Bakarsın umduğundan iyi geçer yaz
Kaç yaz gördüm cümlesine ilave edeceğim birkaç ayrıntıdan biridir “en sıcak yazdı” eki. Nasıl yazlardı bunlar? diye düşündüğümde “geldi geçti boşver” diye bir cevapla geçiştirmeyi tercih ediyorum ama bir çırpıda aklıma gelen ilk resim; iki kişilik bir çadırı yanlış kurup, bozup tekrar kurduğumuz ve bitiminde kendimizi denize attığımız ve gün batımında şaraplarımızı tokuşturduğumuz yaz. Yaşadığım en tatlı yazmış demek ki, hiç silinmemiş. Sevgili Kayahan’ın “ Aşk bayrakları” isimli şarkısının çalındığı yaz.
Bu yaz da ;
Taze nane yapraklarının yüzdüğü limonlu soda,
Kumsallara bıraktığım sayısız ayak izleri,
Denize bıraktığım kulaç izleri,
İçki, eğlence ve uykusuzluğun Miracı,
Ve sevgilim Güneş…
ile geçmedi yaz. Haziran’dan Ağustos’ un yarısına kadar; hasta mıyım değil miyim bilemediğim bir tabloda hep yatağımda geçti yazım. Garipti. Daha önceki klinik tablolarıma benzemeyen bir hastalık tablosu idi. Ne çok zayıfladım, ne yaralarım çıktı dudağımda. Sürekli terledim, soğudum ve yere yığılacak derecede halsiz ve ayakta durmamı engelleyen bir baş dönmesiyle yatağımda buldum kendimi hep.
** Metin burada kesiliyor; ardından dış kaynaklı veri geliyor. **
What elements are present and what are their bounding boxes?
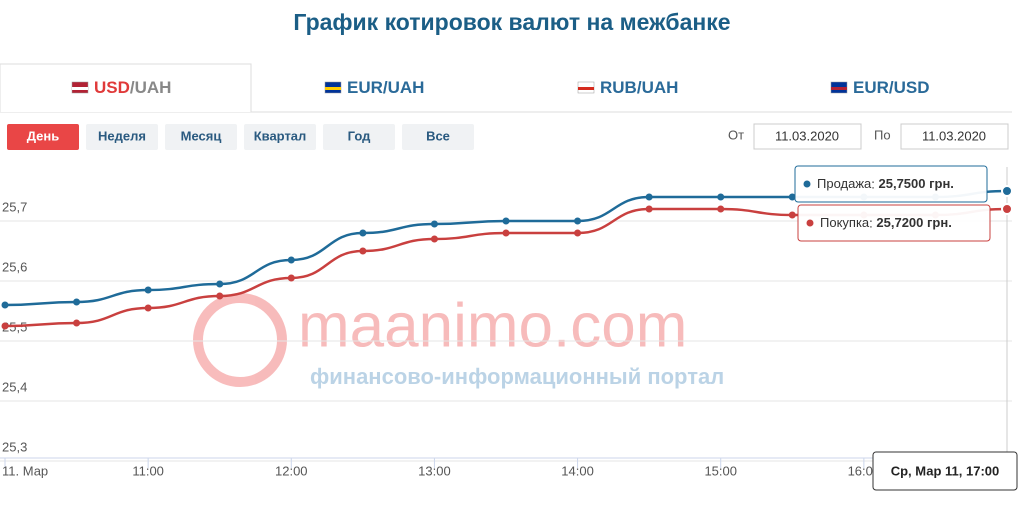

Bağışıklık güç değerlerim AIDS tablosuna yaklaştığımı haber veriyormuş. Son yaptırdığım testlerimin sonucu bunu söylüyordu. Sosyal güvencem kesildiği için ara vermek durumunda kaldığım tedavimin bir sonucu bu tabi ki.
Şimdi oldukça iyi bir tablodayım. Çok kısa sürede, bağışıklık güç değerlerim, tarihimdeki en yüksek değere çıktı. Oysa ki tedaviye ara vermek çok tehlikeli bir harekettir.